Emeritus Academy Lecture Series: Allison Snow

Emeritus Academy Lecture Series

Allison Snow, Professor of Emeritus
An Ecologist’s View of Genetically Engineered Organisms – Past, Present, and Future
Allison A. Snow
Department of Evolution, Ecology, and Organismal Biology

"An Ecologist’s View of Genetically Engineered Organisms – Past, Present, and Future"

December 4, 2019
4-5 p.m.
Grand Lounge, Faculty Club

Dr. Snow studies emerging issues related to ecological impacts of genetically engineered organisms (GEOs).  In this talk, she will begin by explaining how professional ecologists viewed the first applications of genetic engineering in crop plants in the late 1990’s.  For several decades, only a few transgenic crops were commercialized worldwide (soybean, corn, and cotton), with many more in the pipeline.  Dr. Snow and her colleagues studied gene flow and ecological effects of transgenic traits with the potential to spread to wild or weedy relatives, including wild sunflower, squash, rice, sorghum, and biofuel crops like switchgrass and Chinese silvergrass.

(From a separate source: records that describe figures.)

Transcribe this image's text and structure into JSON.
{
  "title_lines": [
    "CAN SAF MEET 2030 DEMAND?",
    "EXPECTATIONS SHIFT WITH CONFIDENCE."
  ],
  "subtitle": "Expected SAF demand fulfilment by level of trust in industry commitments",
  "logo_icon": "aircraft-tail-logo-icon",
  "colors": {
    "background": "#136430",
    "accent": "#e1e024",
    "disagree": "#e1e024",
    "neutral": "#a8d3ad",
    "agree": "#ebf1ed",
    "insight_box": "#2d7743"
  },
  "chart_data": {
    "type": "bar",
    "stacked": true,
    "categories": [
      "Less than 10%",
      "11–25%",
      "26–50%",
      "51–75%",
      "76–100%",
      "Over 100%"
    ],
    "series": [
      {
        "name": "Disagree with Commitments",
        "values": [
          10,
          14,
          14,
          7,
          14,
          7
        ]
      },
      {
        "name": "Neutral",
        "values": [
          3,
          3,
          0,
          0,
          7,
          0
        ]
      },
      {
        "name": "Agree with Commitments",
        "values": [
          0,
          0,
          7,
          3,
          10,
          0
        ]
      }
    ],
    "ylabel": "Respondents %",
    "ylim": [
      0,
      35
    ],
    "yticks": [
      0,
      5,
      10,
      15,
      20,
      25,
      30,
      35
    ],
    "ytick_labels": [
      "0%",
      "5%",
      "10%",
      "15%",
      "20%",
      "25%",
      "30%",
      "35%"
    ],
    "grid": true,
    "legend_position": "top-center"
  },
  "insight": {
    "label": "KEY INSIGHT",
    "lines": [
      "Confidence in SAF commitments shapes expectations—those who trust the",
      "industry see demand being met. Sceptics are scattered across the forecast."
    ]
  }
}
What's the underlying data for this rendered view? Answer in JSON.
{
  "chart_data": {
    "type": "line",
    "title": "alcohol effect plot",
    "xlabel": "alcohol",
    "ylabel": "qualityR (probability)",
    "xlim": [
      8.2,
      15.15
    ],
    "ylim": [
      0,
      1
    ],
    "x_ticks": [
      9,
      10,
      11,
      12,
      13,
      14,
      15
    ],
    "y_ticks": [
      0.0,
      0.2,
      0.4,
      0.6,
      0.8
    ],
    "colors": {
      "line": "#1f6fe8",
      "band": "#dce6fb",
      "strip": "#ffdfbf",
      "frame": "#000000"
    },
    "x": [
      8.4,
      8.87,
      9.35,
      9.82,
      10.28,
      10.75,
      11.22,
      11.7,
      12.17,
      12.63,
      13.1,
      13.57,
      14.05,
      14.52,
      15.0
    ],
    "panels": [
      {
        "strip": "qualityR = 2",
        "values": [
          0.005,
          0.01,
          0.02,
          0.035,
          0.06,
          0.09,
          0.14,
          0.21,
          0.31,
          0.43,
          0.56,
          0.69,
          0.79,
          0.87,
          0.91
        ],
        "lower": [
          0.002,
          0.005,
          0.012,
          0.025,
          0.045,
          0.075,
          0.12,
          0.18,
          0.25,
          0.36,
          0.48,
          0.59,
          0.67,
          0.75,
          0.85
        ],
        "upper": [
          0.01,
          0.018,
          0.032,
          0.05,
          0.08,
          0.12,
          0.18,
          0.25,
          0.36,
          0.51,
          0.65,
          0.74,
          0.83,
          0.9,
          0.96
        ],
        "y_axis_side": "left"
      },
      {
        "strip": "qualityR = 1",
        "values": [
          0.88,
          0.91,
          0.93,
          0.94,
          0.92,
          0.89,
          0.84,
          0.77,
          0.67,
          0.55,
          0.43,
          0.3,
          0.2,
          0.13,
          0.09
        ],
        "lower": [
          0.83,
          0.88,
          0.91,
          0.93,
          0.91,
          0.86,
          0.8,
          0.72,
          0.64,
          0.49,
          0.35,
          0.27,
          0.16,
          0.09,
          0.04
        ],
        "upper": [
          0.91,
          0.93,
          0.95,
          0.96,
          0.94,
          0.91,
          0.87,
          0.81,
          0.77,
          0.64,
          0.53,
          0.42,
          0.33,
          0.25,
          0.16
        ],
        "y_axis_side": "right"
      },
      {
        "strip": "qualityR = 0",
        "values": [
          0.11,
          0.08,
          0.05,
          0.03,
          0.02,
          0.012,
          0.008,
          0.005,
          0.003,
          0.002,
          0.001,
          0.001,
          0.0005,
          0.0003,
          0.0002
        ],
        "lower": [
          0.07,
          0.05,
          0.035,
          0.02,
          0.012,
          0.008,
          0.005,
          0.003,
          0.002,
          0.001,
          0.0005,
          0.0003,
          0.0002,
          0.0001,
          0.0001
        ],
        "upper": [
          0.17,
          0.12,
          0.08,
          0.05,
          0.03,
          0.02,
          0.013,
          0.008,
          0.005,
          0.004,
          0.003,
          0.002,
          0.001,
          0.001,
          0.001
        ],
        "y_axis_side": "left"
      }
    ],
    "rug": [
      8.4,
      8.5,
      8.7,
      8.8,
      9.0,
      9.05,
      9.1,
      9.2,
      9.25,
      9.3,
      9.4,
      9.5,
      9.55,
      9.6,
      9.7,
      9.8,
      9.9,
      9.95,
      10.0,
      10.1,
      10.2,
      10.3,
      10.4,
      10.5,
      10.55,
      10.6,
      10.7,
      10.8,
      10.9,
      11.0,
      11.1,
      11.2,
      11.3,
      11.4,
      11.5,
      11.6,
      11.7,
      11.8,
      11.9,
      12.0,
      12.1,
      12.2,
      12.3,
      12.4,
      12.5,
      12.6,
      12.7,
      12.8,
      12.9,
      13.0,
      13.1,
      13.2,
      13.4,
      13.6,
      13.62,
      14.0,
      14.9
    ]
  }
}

In 2005, she wrote a position paper for the Ecological Society of America about possible environmental risks to be avoided in the design of current and future GEOs.  Fast-forward to the present, and scientists now have very new tools at their disposal – CRISPR gene-editing and “gene drives” that could be used to modify or eradicate unwanted species such as mosquitoes, invasive rats, feral cats, and carp.  Suddenly, it is much easier to create novel GEOs, and internationally accepted policies are needed to evaluate these new GEOs going forward.